Jacqui Bath has wide ranging experience as a physio and has treated a range of clients from high level athletes playing contact sports to physical facilitation rehabilitation programs with the more elderly. She has extensive experience as a musculoskeletal physio and since having her own children, she has also completed further training to become a Womens’ and Pelvic Health physiotherapist. Jacqui has a special interest in core stability and strengthening, including Pilates and incorporates this into preparing her patients to return to exercise and sports. Jacqui has completed a Postgraduate Diploma in Public Health, focusing on health promotion and prevention, Hauora Māori and promoting healthy active lifestyles. Fun fact about Jacqui: Jacqui was one of the first women in New Zealand to referee rugby.

Ashley Briscoe;

Ashley Briscoe has recently moved back to her hometown of Christchurch after working in private practice in Auckland. Ashley has done multiple pelvic health courses and enjoys combining her pelvic health and musculoskeletal skills to empower and motivate her clients back into doing those things they enjoy after childbirth or pelvic injuries. At Birthcare in Auckland Ashley worked with women soon after childbirth educating and guiding women on postpartum recovery and safe return to exercise. Ashley is currently studying towards a Diploma in Pain Management with a focus on pelvic pain at the University of Otago. She particularly enjoys working with lower back, pelvic, glute and hip pain, again utilizing her pelvic health and musculoskeletal skills. Fun fact: Ashley has three schnauzers aged 3 months, 6 years and 7 years.

Susan Larson;

Susan Larson is Active Health’s team lead for Pelvic Health and Cancer Rehab, with a Postgraduate Certificate in Pelvic Health and is a Certified Cancer rehabilitation Physio.
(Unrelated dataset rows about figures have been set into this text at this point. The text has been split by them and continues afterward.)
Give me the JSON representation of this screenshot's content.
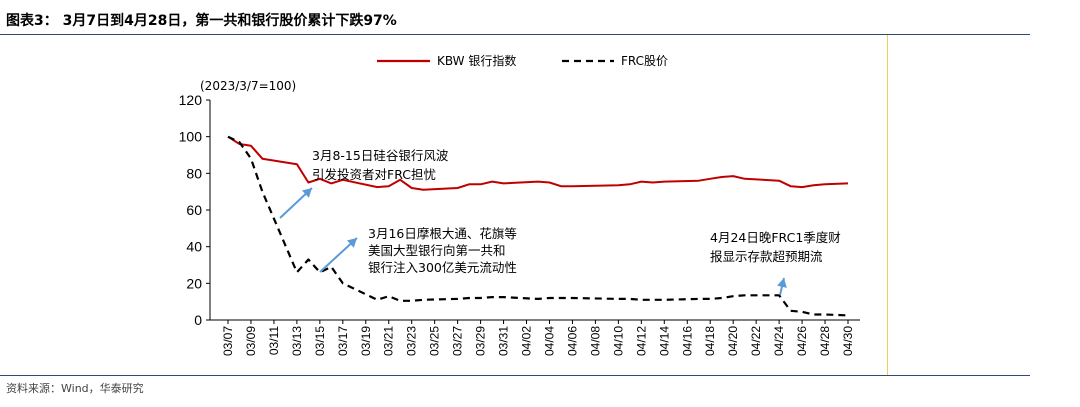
{
  "header": {
    "title": "图表3： 3月7日到4月28日，第一共和银行股价累计下跌97%"
  },
  "footer": {
    "source": "资料来源：Wind，华泰研究"
  },
  "chart_data": {
    "type": "line",
    "unit_label": "(2023/3/7=100)",
    "x": [
      "03/07",
      "03/08",
      "03/09",
      "03/10",
      "03/13",
      "03/14",
      "03/15",
      "03/16",
      "03/17",
      "03/20",
      "03/21",
      "03/22",
      "03/23",
      "03/24",
      "03/27",
      "03/28",
      "03/29",
      "03/30",
      "03/31",
      "04/03",
      "04/04",
      "04/05",
      "04/06",
      "04/10",
      "04/11",
      "04/12",
      "04/13",
      "04/14",
      "04/17",
      "04/18",
      "04/19",
      "04/20",
      "04/21",
      "04/24",
      "04/25",
      "04/26",
      "04/27",
      "04/28",
      "04/30"
    ],
    "x_ticks": [
      "03/07",
      "03/09",
      "03/11",
      "03/13",
      "03/15",
      "03/17",
      "03/19",
      "03/21",
      "03/23",
      "03/25",
      "03/27",
      "03/29",
      "03/31",
      "04/02",
      "04/04",
      "04/06",
      "04/08",
      "04/10",
      "04/12",
      "04/14",
      "04/16",
      "04/18",
      "04/20",
      "04/22",
      "04/24",
      "04/26",
      "04/28",
      "04/30"
    ],
    "ylim": [
      0,
      120
    ],
    "y_ticks": [
      0,
      20,
      40,
      60,
      80,
      100,
      120
    ],
    "series": [
      {
        "name": "KBW 银行指数",
        "color": "#c00000",
        "style": "solid",
        "values": [
          [
            "03/07",
            100
          ],
          [
            "03/08",
            96
          ],
          [
            "03/09",
            95
          ],
          [
            "03/10",
            88
          ],
          [
            "03/13",
            85
          ],
          [
            "03/14",
            75
          ],
          [
            "03/15",
            77
          ],
          [
            "03/16",
            74.5
          ],
          [
            "03/17",
            76.5
          ],
          [
            "03/20",
            72.5
          ],
          [
            "03/21",
            73
          ],
          [
            "03/22",
            76.5
          ],
          [
            "03/23",
            72
          ],
          [
            "03/24",
            71
          ],
          [
            "03/27",
            72
          ],
          [
            "03/28",
            74
          ],
          [
            "03/29",
            74
          ],
          [
            "03/30",
            75.5
          ],
          [
            "03/31",
            74.5
          ],
          [
            "04/03",
            75.5
          ],
          [
            "04/04",
            75
          ],
          [
            "04/05",
            73
          ],
          [
            "04/06",
            73
          ],
          [
            "04/10",
            73.5
          ],
          [
            "04/11",
            74
          ],
          [
            "04/12",
            75.5
          ],
          [
            "04/13",
            75
          ],
          [
            "04/14",
            75.5
          ],
          [
            "04/17",
            76
          ],
          [
            "04/18",
            77
          ],
          [
            "04/19",
            78
          ],
          [
            "04/20",
            78.5
          ],
          [
            "04/21",
            77
          ],
          [
            "04/24",
            76
          ],
          [
            "04/25",
            73
          ],
          [
            "04/26",
            72.5
          ],
          [
            "04/27",
            73.5
          ],
          [
            "04/28",
            74
          ],
          [
            "04/30",
            74.5
          ]
        ]
      },
      {
        "name": "FRC股价",
        "color": "#000000",
        "style": "dashed",
        "values": [
          [
            "03/07",
            100
          ],
          [
            "03/08",
            97
          ],
          [
            "03/09",
            88
          ],
          [
            "03/10",
            70
          ],
          [
            "03/13",
            26
          ],
          [
            "03/14",
            33
          ],
          [
            "03/15",
            26
          ],
          [
            "03/16",
            29
          ],
          [
            "03/17",
            20
          ],
          [
            "03/20",
            11
          ],
          [
            "03/21",
            13
          ],
          [
            "03/22",
            10.5
          ],
          [
            "03/23",
            10.5
          ],
          [
            "03/24",
            11
          ],
          [
            "03/27",
            11.5
          ],
          [
            "03/28",
            12
          ],
          [
            "03/29",
            12
          ],
          [
            "03/30",
            12.5
          ],
          [
            "03/31",
            12.5
          ],
          [
            "04/03",
            11.5
          ],
          [
            "04/04",
            12
          ],
          [
            "04/05",
            12
          ],
          [
            "04/06",
            12
          ],
          [
            "04/10",
            11.5
          ],
          [
            "04/11",
            11.5
          ],
          [
            "04/12",
            11
          ],
          [
            "04/13",
            11
          ],
          [
            "04/14",
            11
          ],
          [
            "04/17",
            11.5
          ],
          [
            "04/18",
            11.5
          ],
          [
            "04/19",
            12
          ],
          [
            "04/20",
            13
          ],
          [
            "04/21",
            13.5
          ],
          [
            "04/24",
            13.5
          ],
          [
            "04/25",
            5
          ],
          [
            "04/26",
            4.5
          ],
          [
            "04/27",
            3
          ],
          [
            "04/28",
            3
          ],
          [
            "04/30",
            2.5
          ]
        ]
      }
    ],
    "annotations": [
      {
        "lines": [
          "3月8-15日硅谷银行风波",
          "引发投资者对FRC担忧"
        ]
      },
      {
        "lines": [
          "3月16日摩根大通、花旗等",
          "美国大型银行向第一共和",
          "银行注入300亿美元流动性"
        ]
      },
      {
        "lines": [
          "4月24日晚FRC1季度财",
          "报显示存款超预期流"
        ]
      }
    ],
    "legend_position": "top"
  }
}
She enjoys sharing knowledge gained from her extensive experience and education in pelvic health, cancer rehab and musculoskeletal physiotherapy with her team and enjoys working in a close team environment with others who share her passion for pelvic health. Susan’s area of special interest is rehabilitation of pelvic cancers, including gynecologic, prostate and colorectal cancers. Fun fact: Susan has jumped off 3 bridges, out of 2 planes, and climbed 21 14,000ft mountain peaks.